Au rez-de-chaussée d’une maison où dorment, à l’étage, sa fille et sa petite-fille, August Brill est tenté de ressasser son passé, «d’échec en échec, bien plus d’échecs que de réussites». Pour éviter d’y penser, il invente un personnage qu’il met dans un trou, sans savoir ce qu’il va en faire. August a été critique littéraire mais n’a écrit que des articles. Il fait ici, pour la première fois peut-être, œuvre de fiction: Owen Brick, tombé de nulle part, se souvient d’une vie antérieure et ne comprend pas comment il se retrouve en uniforme, embarqué dans une guerre civile à laquelle il ne comprend rien. L’Amérique qu’il connaît n’est pas celle qu’il découvre. Les attentats du 11 septembre n’ont pas eu lieu, les États ne sont plus unis et se sont levés les uns contre les autres.
Ce pourrait être une fable sur une autre version possible de l’histoire récente. Ce l’est, d’ailleurs, inspirée par la pluralité des mondes de Giordano Bruno. Dans des univers parallèles, plusieurs suites d’événements pourraient se produire en un même lieu…
Seul dans le noir est aussi une construction perverse dans laquelle un serpent se mord la queue, mais sa tête est du côté du réel tandis que la queue plonge dans un rêve éveillé. Il n’y a qu’un seul responsable à la guerre que vit Owen Brick: August Brill, sans qui cet échafaudage n’aurait pu exister. Pour y mettre fin, Owen reçoit la mission d’exécuter celui qui l’a créé. Il ne retrouvera son univers familier qu’à cette condition – qu’il refuse.

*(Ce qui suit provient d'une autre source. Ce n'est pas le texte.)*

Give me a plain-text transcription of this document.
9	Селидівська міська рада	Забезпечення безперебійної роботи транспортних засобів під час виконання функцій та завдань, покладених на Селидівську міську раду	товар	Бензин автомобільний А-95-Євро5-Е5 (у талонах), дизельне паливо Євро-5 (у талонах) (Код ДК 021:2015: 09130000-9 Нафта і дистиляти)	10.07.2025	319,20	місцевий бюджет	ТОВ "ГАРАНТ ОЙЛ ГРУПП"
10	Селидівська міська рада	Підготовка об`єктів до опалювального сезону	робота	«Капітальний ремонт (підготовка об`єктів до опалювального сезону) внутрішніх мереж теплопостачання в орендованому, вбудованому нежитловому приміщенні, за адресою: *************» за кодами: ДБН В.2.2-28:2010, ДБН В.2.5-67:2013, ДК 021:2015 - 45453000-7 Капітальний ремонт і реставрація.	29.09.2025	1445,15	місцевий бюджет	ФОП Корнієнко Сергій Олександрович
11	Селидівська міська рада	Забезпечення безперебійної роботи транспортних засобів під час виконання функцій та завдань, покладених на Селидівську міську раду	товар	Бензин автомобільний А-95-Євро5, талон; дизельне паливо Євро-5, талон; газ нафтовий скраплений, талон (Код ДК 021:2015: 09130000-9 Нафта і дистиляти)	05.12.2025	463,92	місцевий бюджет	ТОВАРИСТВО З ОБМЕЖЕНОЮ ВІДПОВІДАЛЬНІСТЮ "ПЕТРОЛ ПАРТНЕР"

Le roman se referme sur lui-même, aussi serré qu’un nœud gordien qu’il faudra bien trancher d’une manière ou d’une autre. Le recours au fantastique n’est en tout cas pas ici une facilité: Paul Auster pose les éléments de son énigme impossible avec une précision presque effrayante.
Et puis, comme August Brill ne parvient pas à échapper complètement à son passé, celui-ci l’occupe aussi pendant les nuits sans sommeil au cours desquelles la moindre lampe de chevet le blesse comme un phare puissant braqué sur lui. Il faudrait d’ailleurs s’interroger sur son hypersensibilité à la lumière, peut-être un autre signe de sa réticence à regarder les choses en face. Il faudra qu’une autre nuit, sa petite-fille qui ne dort pas non plus ait une conversation amicale avec lui pour reconstituer un parcours amoureux où la trahison a tenu sa place.
La conversation occupe une quarantaine de pages, presque à la fin du livre. Il s’y dit de belles choses par-dessus le fossé des générations que les deux insomniaques tentent de combler en dévoilant chacun ses blessures, sans exhibitionnisme, dans une chaleureuse complicité. Mais, par rapport aux trois quarts de l’ouvrage, cette partie ressemble à une pièce rapportée. L’ambition littéraire est moindre. Et, si on ne se laisse pas séduire par le ton du dialogue, un brin de déception perce. Elle ne fera cependant pas oublier la spectaculaire audace du reste.